Mick Halsall hails Scott Dann
Scott Dann will present a formidable barrier for Wolves to break down tomorrow - and watching will be the - Molineux man who set him on the road to the Premier League.
Scott Dann will present a formidable barrier for Wolves to break down tomorrow - and watching will be the - Molineux man who set him on the road to the Premier League.
The 23-year-old one-time Walsall defender has established a rock-like central defensive partnership with Roger Johnson which is going to take some breaching in the derby against Birmingham City.
And no-one will scrutinise the contest more keenly than Wolves' assistant academy boss Mick Halsall, the former head of youth at Walsall who set Dann's career into motion following a chance phone-call seven years ago.
Halsall was then the key figure behind the scenes at Walsall where his talent-spotting skills had helped identify and then develop a stream of teenage talent destined for first team football with the Saddlers.
And Dann's fellow Liverpudlian remembers vividly the day he first clocked the 16-year-old centre half in action.
"We were looking for someone in Scotty's age group for the following season and a friend of mine in Liverpool suggested we should take a look at Scotty in a trial match coming up," Halsall recalled.
"He hadn't been with anyone else; in fact, I think he had just played a couple of district games up there at most. So we brought him down, sat there and watched the game and I just felt he had attributes which we could develop.
"I know he's a lean athlete now but he didn't have that physique then — but he did have ability on the ball, with both feet, strength in the air and was quite loud on the pitch for a young lad. He was organising people around him.
"He wasn't the quickest on the turn but you could see there was a talent there which needed to be nurtured. I suppose we took him on a gamble really."
It paid off for Halsall, Walsall and most of all Dann. Although not before Halsall, who would spend hours working with his protege in the foundation years, intervened crucially on a further occasion.

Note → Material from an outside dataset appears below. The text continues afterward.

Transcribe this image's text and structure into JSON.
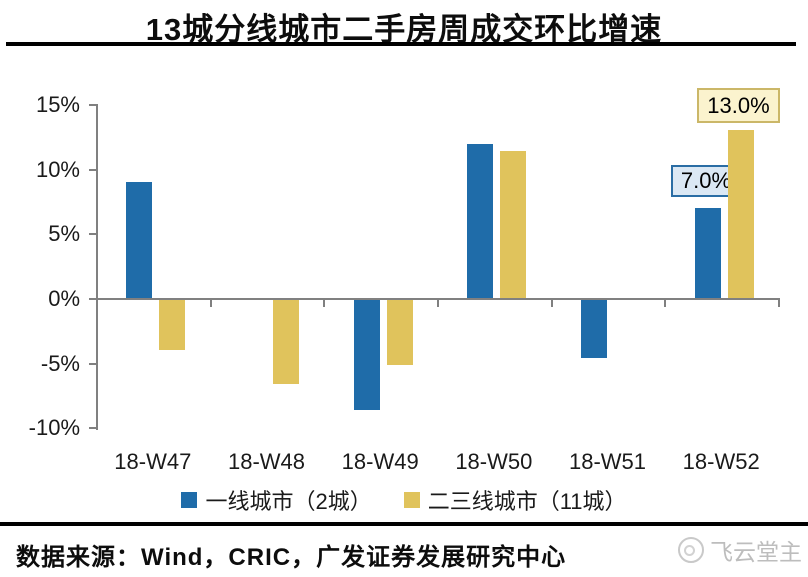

Former Saddlers player-manager Paul Merson famously doubted Dann's capabilities and recommended cutting him from the club as the raw teenager was dispatched to Denmark and local non-League outfits Redditch and Hednesford to find him game time.

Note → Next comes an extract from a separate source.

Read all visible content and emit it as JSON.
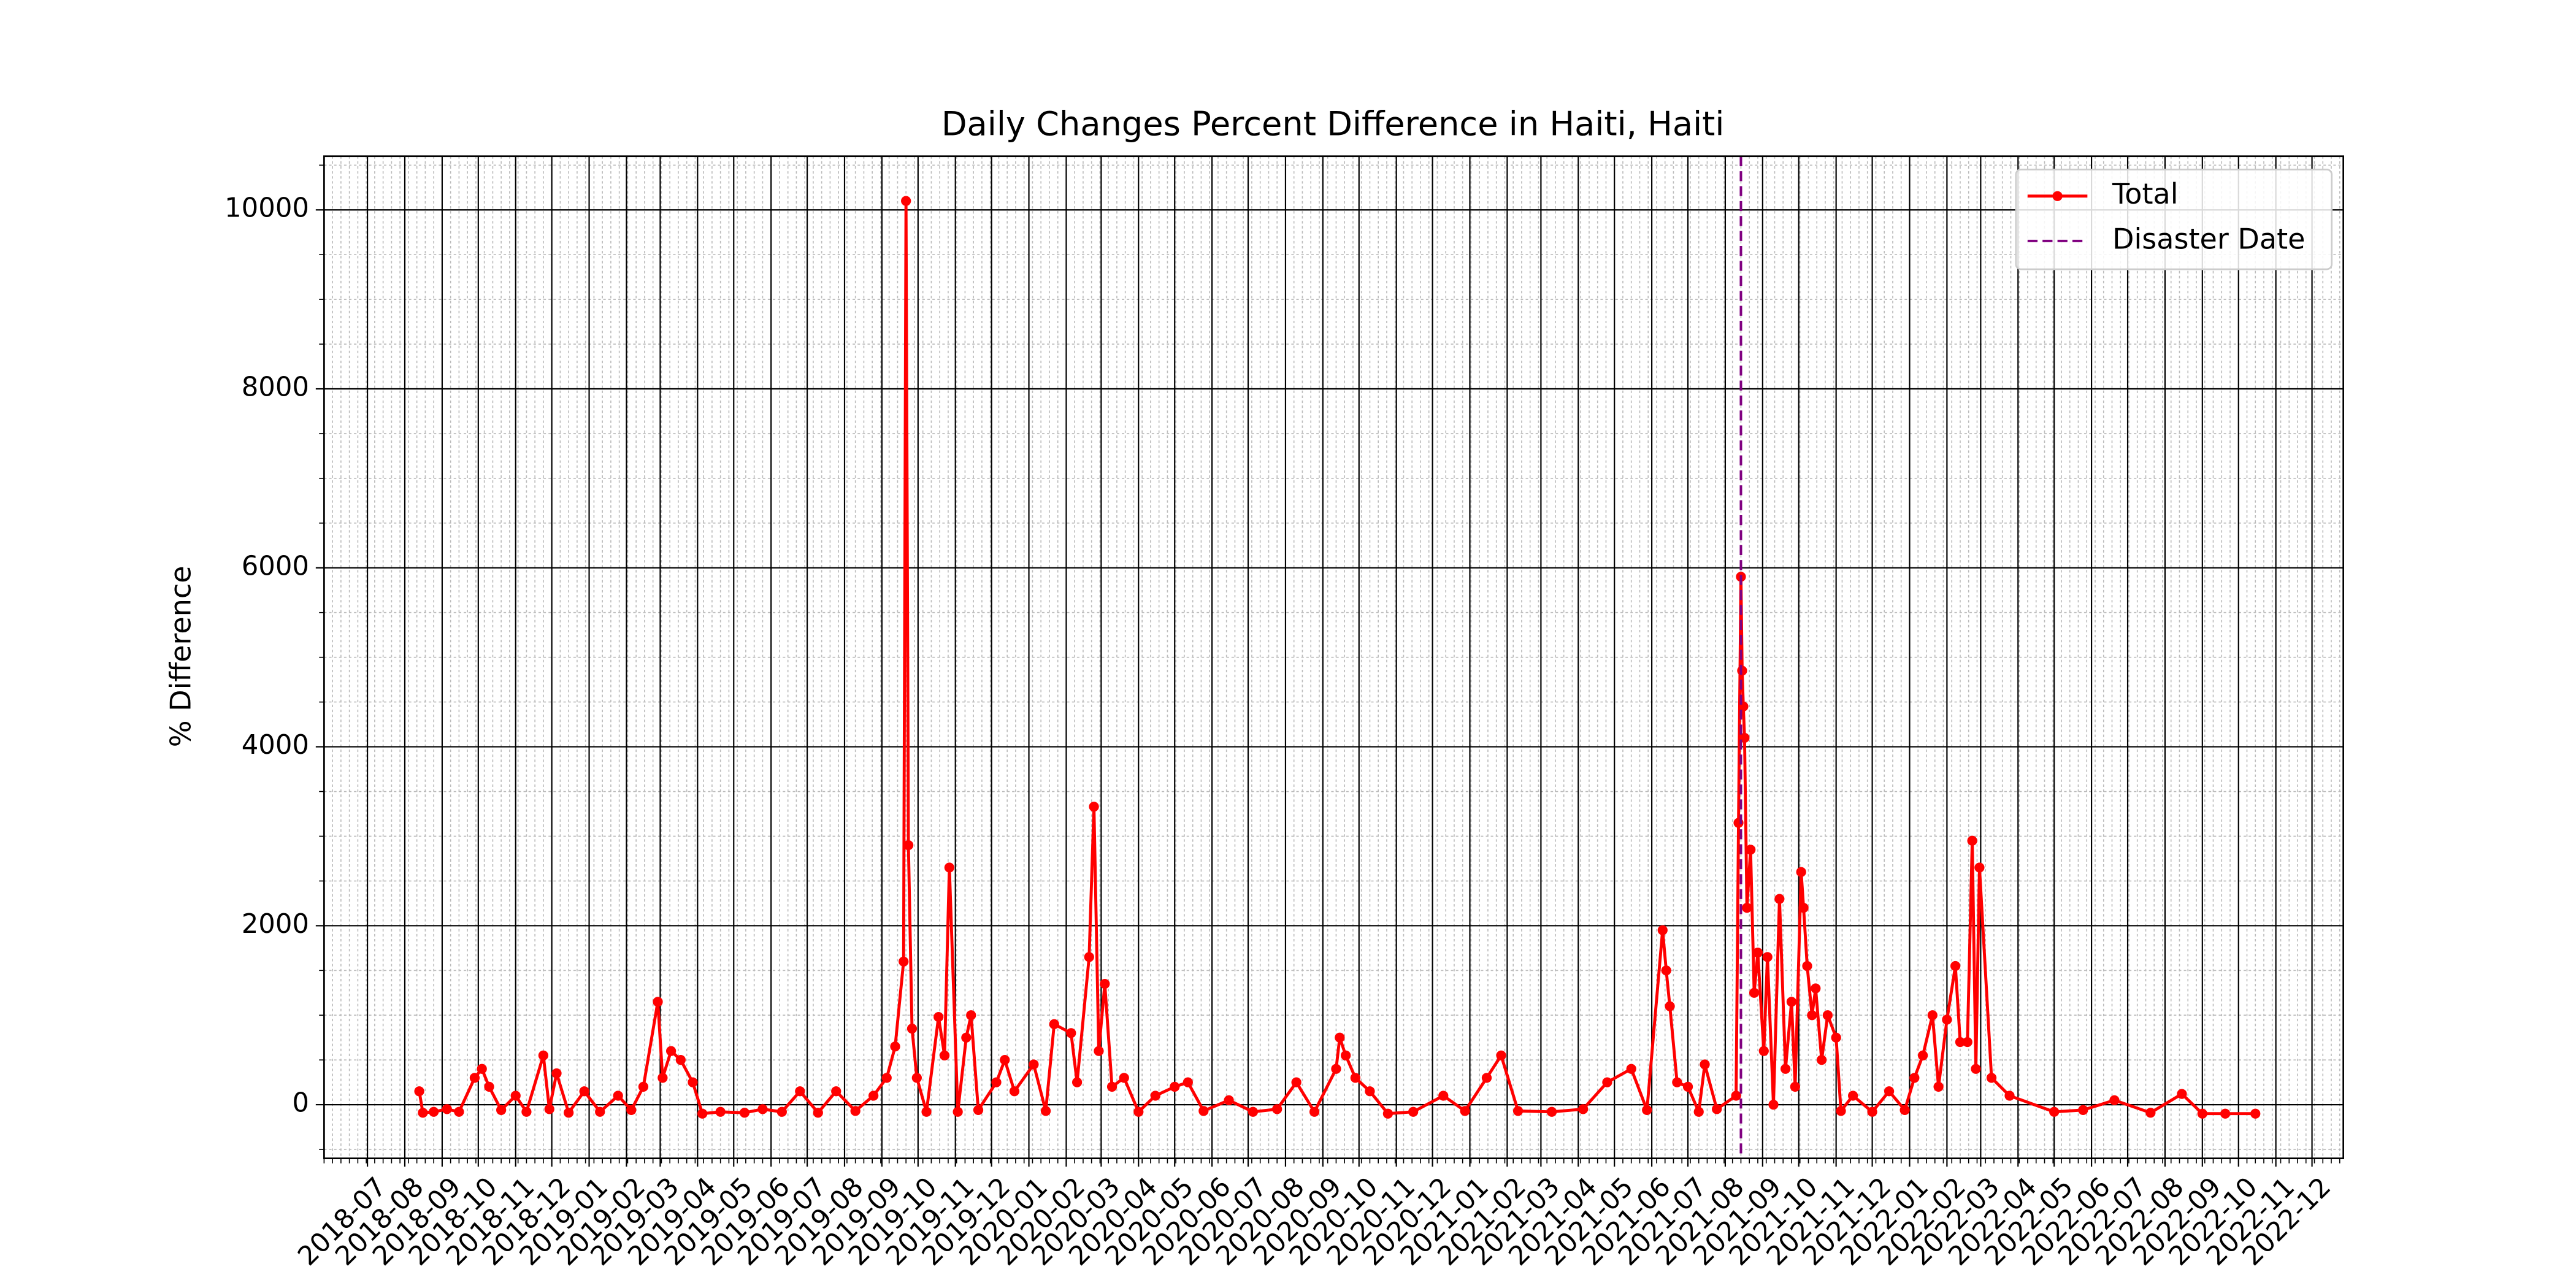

And when Merson left to be replaced by Richard Money, the key moment came when the new Saddlers boss assembled his staff to discuss which players would be retained. Dann was still perplexing the Saddlers staff.
"I recommended only giving him a three-month contract," said Halsall. "Keep Scotty, but just on three months I told them. I thought that would be best for him.
"He needed a little bit of a shake-up, I felt. I knew there was a player there but this might push him on. And to be fair to the lad, he went away that summer, got himself super fit, worked in the gym, worked brilliantly pre-season and was absolutely fantastic when he returned.
"He got into the first team and never really looked back after that. I gave him plenty of rollickings along the way and we had to do massive amount of work on his mobility.
"But I have always felt, probably from the first time we saw him play, that he had this great football brain and could be a player at a higher level."
After less than 60 appearances for Walsall, Dann would be on his way first to Coventry and then Blues while breaking into the England Under-21 squad in the process.
Famously — or infamously — he was snatched from Wolves' grasp a couple of summers ago. Chief executive Jez Moxey thought Dann was about to sign on at Molineux in preference to a deal at St Andrew's only for Blues to come back and 'gazump' their neighbours.
The £4m deal was a long way from the days when Dann's future was still under doubt but Halsall's instincts were always telling him the young defender had that kind of capability.
He added: "I was so convinced that while Scotty's future at Walsall was on the line, I even rang up a couple of clubs and said 'Look, if they decide to let him go, get him in; he''s got something.'
"And he can go higher still, I'm sure. Top central defenders don't really reach that level until they're 25/26 and the more he learns at the level he is now, the better he will become.
"It will be interesting to see how far he goes. I notice that he is getting a shout now for senior England honours and rightly so.
"He is a fantastic lad — great character, great in the dressing room. And he is an inspiration to all kids out there about what can be achieved when you've got that desire and if you believe in yourself.
"To bring in Scotty as we did, on a whim really, and to see what he has achieved so far is what the job is all about really. I don't think there's any I've worked with doing this job who I would put above him."